The Senate of the United States recently passed a tax “checkoff” provision to the Revenue Act of 1971 that would allow each person filing an income tax return to deduct one dollar for contribution to presidential candidate’s campaign funds.
Under this bill, $46 million would be diverted from the budget to the two major political parties and minor parties that received at least five per cent of the votes in the 1968 election. Thus, the Democratic candidate and the Republican candidate would each receive $20.4 million, and Gov. George Wallace would receive about $6 million.
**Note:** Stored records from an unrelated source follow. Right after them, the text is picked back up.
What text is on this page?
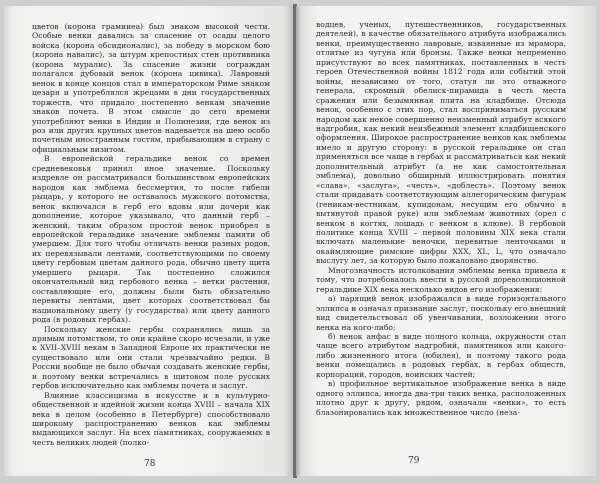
цветов (корона грамииеа) был знаком высокой чести. Особые венки давались за спасение от осады целого войска (корона обсидионалис), за победу в морском бою (корона навалис), за штурм крепостных стен противника (корона муралис). За спасение жизни сограждан полагался дубовый венок (корона цивика). Лавровый венок в конце концов стал в императорском Риме знаком цезаря и употреблялся жрецами в дни государственных торжеств, что придало постепенно венкам значение знаков почета. В этом смысле до сего времени употребляют венки в Индии и Полинезии, где венок из роз или других крупных цветов надевается на шею особо почетным иностранным гостям, прибывающим в страну с официальным визитом.

В европейской геральдике венок со времен средневековья принял иное значение. Поскольку издревле он рассматривался большинством европейских народов как эмблема бессмертия, то после гибели рыцарь, у которого не оставалось мужского потомства, венок включался в герб его вдовы или дочери как дополнение, которое указывало, что данный герб – женский, таким образом простой венок приобрел в европейской геральдике значение эмблемы памяти об умершем. Для того чтобы отличать венки разных родов, их перевязывали лентами, соответствующими по своему цвету гербовым цветам данного рода, обычно цвету щита умершего рыцаря. Так постепенно сложился окончательный вид гербового венка – ветки растения, составляющие его, должны были быть обязательно перевиты лентами, цвет которых соответствовал бы национальному цвету (у государства) или цвету данного рода (в родовых гербах).

Поскольку женские гербы сохранялись лишь за прямым потомством, то они крайне скоро исчезали, и уже к XVII–XVIII векам в Западной Европе их практически не существовало или они стали чрезвычайно редки. В России вообще не было обычая создавать женские гербы, и поэтому венки встречались в щитовом поле русских гербов исключительно как эмблемы почета и заслуг.

Влияние классицизма в искусстве и в культурно-общественной и идейной жизни конца XVIII – начала XIX века в целом (особенно в Петербурге) способствовало широкому распространению венков как эмблемы выдающихся заслуг. На всех памятниках, сооружаемых в честь великих людей (полко-

78

водцев, ученых, путешественников, государственных деятелей), в качестве обязательного атрибута изображались венки, преимущественно лавровые, изваянные из мрамора, отлитые из чугуна или бронзы. Также венки непременно присутствуют во всех памятниках, поставленных в честь героев Отечественной войны 1812 года или событий этой войны, независимо от того, статуя ли это отважного генерала, скромный обелиск-пирамида в честь места сражения или безымянная плита на кладбище. Отсюда венок, особенно с этих пор, стал восприниматься русским народом как некое совершенно неизменный атрибут всякого надгробия, как некий неизбежный элемент кладбищенского оформления. Широкое распространение венков как эмблемы имело и другую сторону: в русской геральдике он стал применяться все чаще в гербах и рассматриваться как некий дополнительный атрибут (а не как самостоятельная эмблема), довольно обширный иллюстрировать понятия «слава», «заслуга», «честь», «доблесть». Поэтому венок стали придавать соответствующим аллегорическим фигурам (геникам-вестникам, купидонам, несущим его обычно в вытянутой правой руке) или эмблемам животных (орел с венком в когтях, лошадь с венком в клюве). В гербовой политике конца XVIII – первой половины XIX века стали включать маленькие веночки, перевитые ленточками и окаймляющие римские цифры XXX, XL, L, что означало выслугу лет, за которую было пожаловано дворянство.

Многозначность истолкования эмблемы венка привела к тому, что потребовалось ввести в русской дореволюционной геральдике XIX века несколько видов его изображения:

а) парящий венок изображался в виде горизонтального эллипса и означал признание заслуг, поскольку его внешний вид свидетельствовал об увенчивании, возложении этого венка на кого-либо;

б) венок анфас в виде полного кольца, окружности стал чаще всего атрибутом надгробий, памятников или какого-либо жизненного итога (юбилея), и поэтому такого рода венки помещались в родовых гербах, в гербах обществ, корпораций, городов, воинских частей;

в) профильное вертикальное изображение венка в виде одного эллипса, иногда два-три таких венка, расположенных плотно друг к другу, рядом, означали «венки», то есть блазонировались как множественное число (неза-

79
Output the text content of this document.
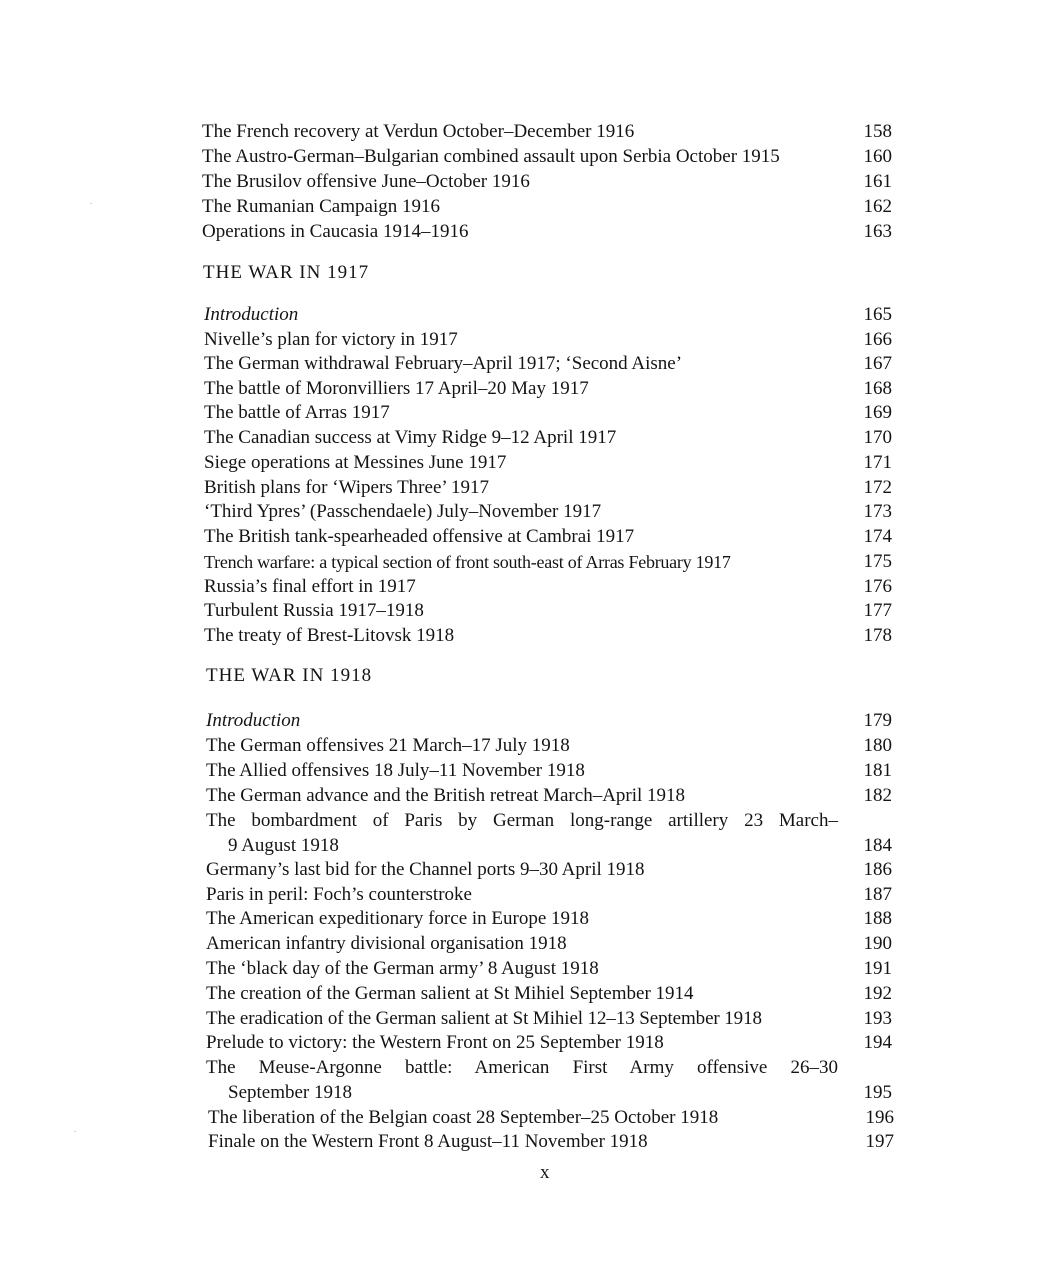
The French recovery at Verdun October–December 1916	158
The Austro-German–Bulgarian combined assault upon Serbia October 1915	160
The Brusilov offensive June–October 1916	161
The Rumanian Campaign 1916	162
Operations in Caucasia 1914–1916	163
THE WAR IN 1917
Introduction	165
Nivelle’s plan for victory in 1917	166
The German withdrawal February–April 1917; ‘Second Aisne’	167
The battle of Moronvilliers 17 April–20 May 1917	168
The battle of Arras 1917	169
The Canadian success at Vimy Ridge 9–12 April 1917	170
Siege operations at Messines June 1917	171
British plans for ‘Wipers Three’ 1917	172
‘Third Ypres’ (Passchendaele) July–November 1917	173
The British tank-spearheaded offensive at Cambrai 1917	174
Trench warfare: a typical section of front south-east of Arras February 1917	175
Russia’s final effort in 1917	176
Turbulent Russia 1917–1918	177
The treaty of Brest-Litovsk 1918	178
THE WAR IN 1918
Introduction	179
The German offensives 21 March–17 July 1918	180
The Allied offensives 18 July–11 November 1918	181
The German advance and the British retreat March–April 1918	182
The bombardment of Paris by German long-range artillery 23 March–
9 August 1918	184
Germany’s last bid for the Channel ports 9–30 April 1918	186
Paris in peril: Foch’s counterstroke	187
The American expeditionary force in Europe 1918	188
American infantry divisional organisation 1918	190
The ‘black day of the German army’ 8 August 1918	191
The creation of the German salient at St Mihiel September 1914	192
The eradication of the German salient at St Mihiel 12–13 September 1918	193
Prelude to victory: the Western Front on 25 September 1918	194
The Meuse-Argonne battle: American First Army offensive 26–30
September 1918	195
The liberation of the Belgian coast 28 September–25 October 1918	196
Finale on the Western Front 8 August–11 November 1918	197
x
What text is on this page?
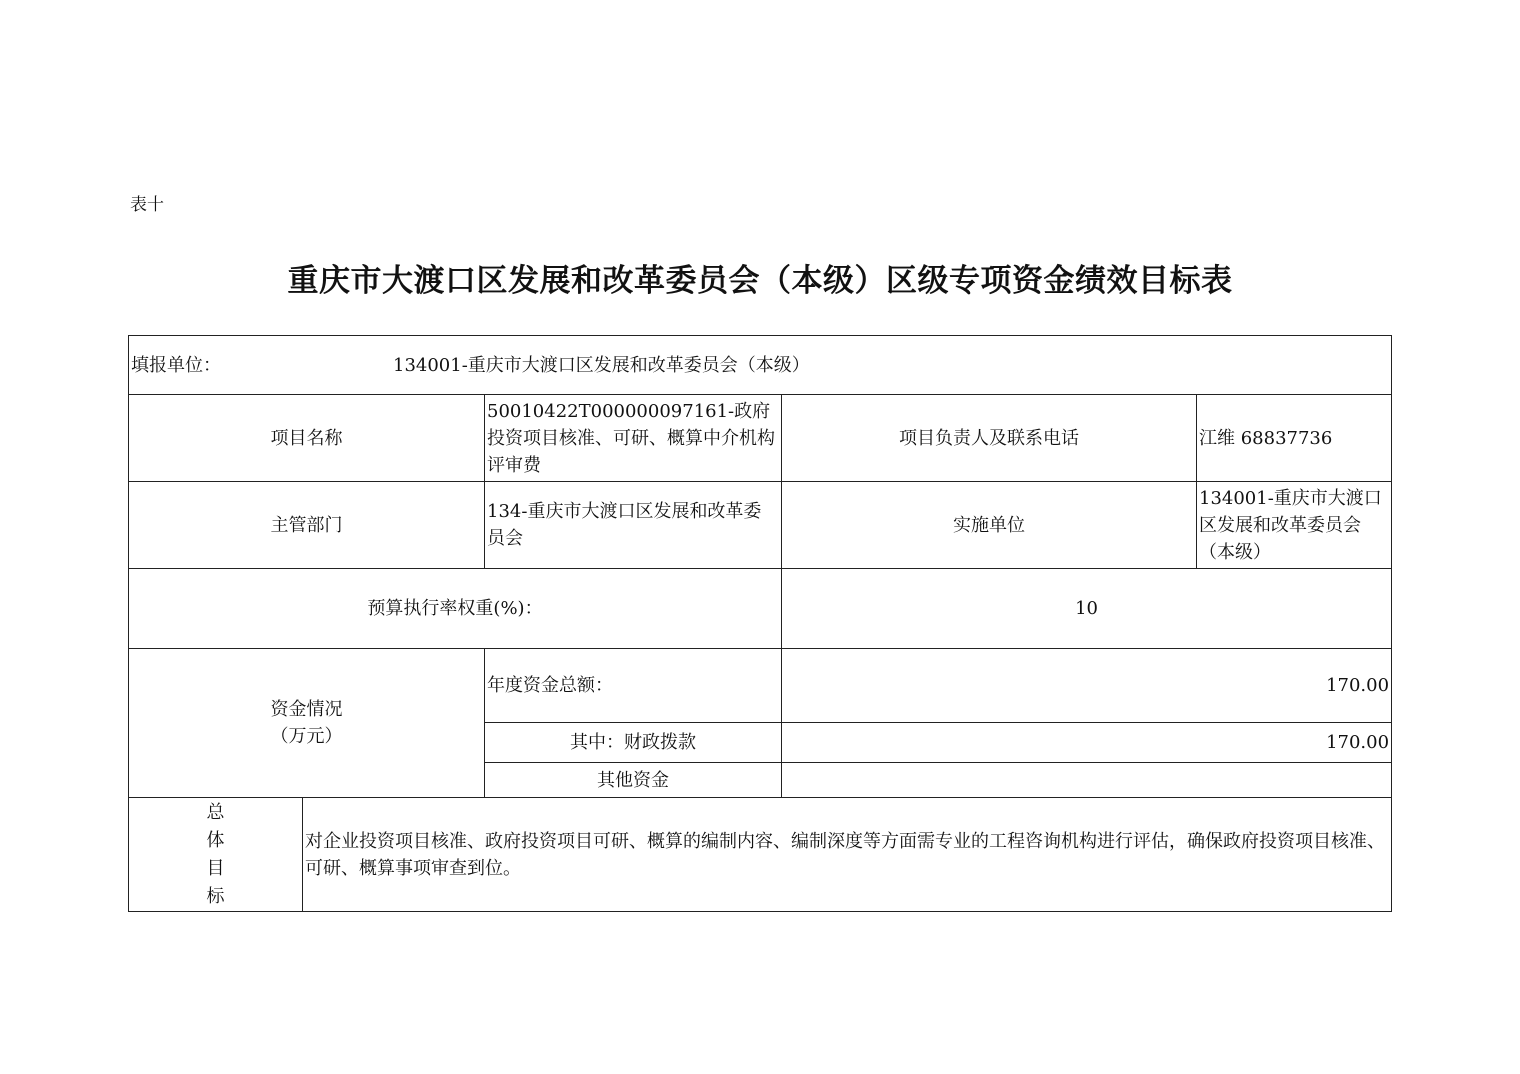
表十
重庆市大渡口区发展和改革委员会（本级）区级专项资金绩效目标表
填报单位： 134001-重庆市大渡口区发展和改革委员会（本级）				
项目名称		50010422T000000097161-政府投资项目核准、可研、概算中介机构评审费	项目负责人及联系电话	江维 68837736
主管部门		134-重庆市大渡口区发展和改革委员会	实施单位	134001-重庆市大渡口区发展和改革委员会（本级）
预算执行率权重(%)：			10	

资金情况
（万元）		年度资金总额：	170.00	
		其中：财政拨款	170.00	
		其他资金		

总
体
目
标	对企业投资项目核准、政府投资项目可研、概算的编制内容、编制深度等方面需专业的工程咨询机构进行评估，确保政府投资项目核准、可研、概算事项审查到位。			
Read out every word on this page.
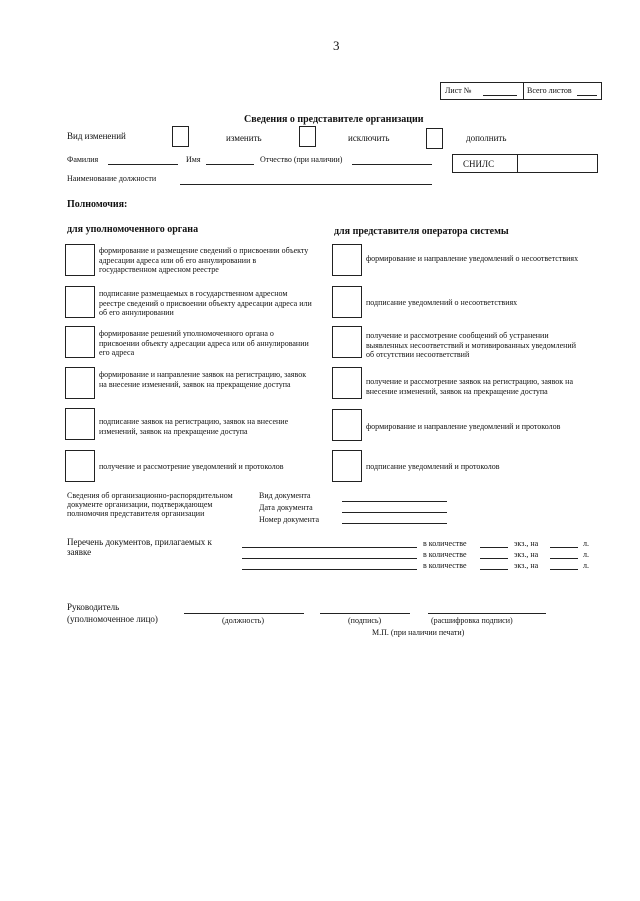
3
Лист №	Всего листов
Сведения о представителе организации
Вид изменений	изменить	исключить	дополнить
Фамилия	Имя	Отчество (при наличии)	СНИЛС
Наименование должности
Полномочия:
для уполномоченного органа	для представителя оператора системы
формирование и размещение сведений о присвоении объекту адресации адреса или об его аннулировании в государственном адресном реестре
подписание размещаемых в государственном адресном реестре сведений о присвоении объекту адресации адреса или об его аннулировании
формирование решений уполномоченного органа о присвоении объекту адресации адреса или об аннулировании его адреса
формирование и направление заявок на регистрацию, заявок на внесение изменений, заявок на прекращение доступа
подписание заявок на регистрацию, заявок на внесение изменений, заявок на прекращение доступа
получение и рассмотрение уведомлений и протоколов
формирование и направление уведомлений о несоответствиях
подписание уведомлений о несоответствиях
получение и рассмотрение сообщений об устранении выявленных несоответствий и мотивированных уведомлений об отсутствии несоответствий
получение и рассмотрение заявок на регистрацию, заявок на внесение изменений, заявок на прекращение доступа
формирование и направление уведомлений и протоколов
подписание уведомлений и протоколов
Сведения об организационно-распорядительном документе организации, подтверждающем полномочия представителя организации
Вид документа
Дата документа
Номер документа
Перечень документов, прилагаемых к заявке
в количестве	экз., на	л.
в количестве	экз., на	л.
в количестве	экз., на	л.
Руководитель
(уполномоченное лицо)	(должность)	(подпись)	(расшифровка подписи)
М.П. (при наличии печати)
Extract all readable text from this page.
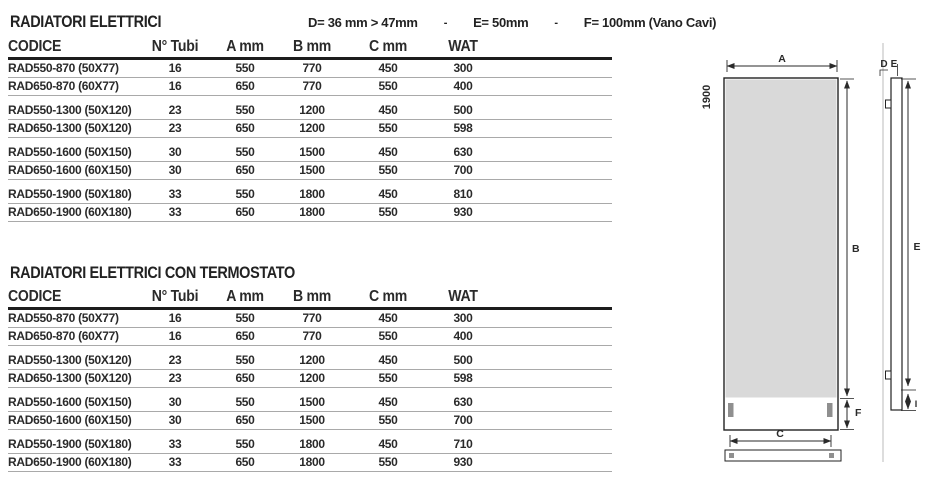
RADIATORI ELETTRICI	D= 36 mm > 47mm - E= 50mm - F= 100mm (Vano Cavi)
CODICE	N° Tubi	A mm	B mm	C mm	WAT
RAD550-870 (50X77)	16	550	770	450	300
RAD650-870 (60X77)	16	650	770	550	400
RAD550-1300 (50X120)	23	550	1200	450	500
RAD650-1300 (50X120)	23	650	1200	550	598
RAD550-1600 (50X150)	30	550	1500	450	630
RAD650-1600 (60X150)	30	650	1500	550	700
RAD550-1900 (50X180)	33	550	1800	450	810
RAD650-1900 (60X180)	33	650	1800	550	930
RADIATORI ELETTRICI CON TERMOSTATO
CODICE	N° Tubi	A mm	B mm	C mm	WAT
RAD550-870 (50X77)	16	550	770	450	300
RAD650-870 (60X77)	16	650	770	550	400
RAD550-1300 (50X120)	23	550	1200	450	500
RAD650-1300 (50X120)	23	650	1200	550	598
RAD550-1600 (50X150)	30	550	1500	450	630
RAD650-1600 (60X150)	30	650	1500	550	700
RAD550-1900 (50X180)	33	550	1800	450	710
RAD650-1900 (60X180)	33	650	1800	550	930
A
1900
B
F
C
D E
E
I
To anyone, $46 million is a large amount of money. This money could be spent on more important concerns, such as health, education, welfare, and aid for the elderly. If this method is continued, the amount of money allocated will grow because of the increase in population and the pressure of lobbyists.
Minor candidates will benefit greatly from this provision. They will have nothing to lose. If Wallace chooses to run, he will receive $6 million to spend, and no one can say how it will be spent. The taxpayer will pick up the tab.
This checkoff discriminates against splinter parties. If, for instance, a member of one of the major parties decides to run as an independent, or if the Black Caucus or the People’s Party poll five per cent of the total vote, they will be paid their campaign funds after the elections. This bill, in effect, kills the chances of the splinter parties making a serious run for the presidency.
The final point about this rider is that if the bill is defeated by Congress or if the President vetoes it, then the entire tax benefits of the 1971 act will be lost to the American people.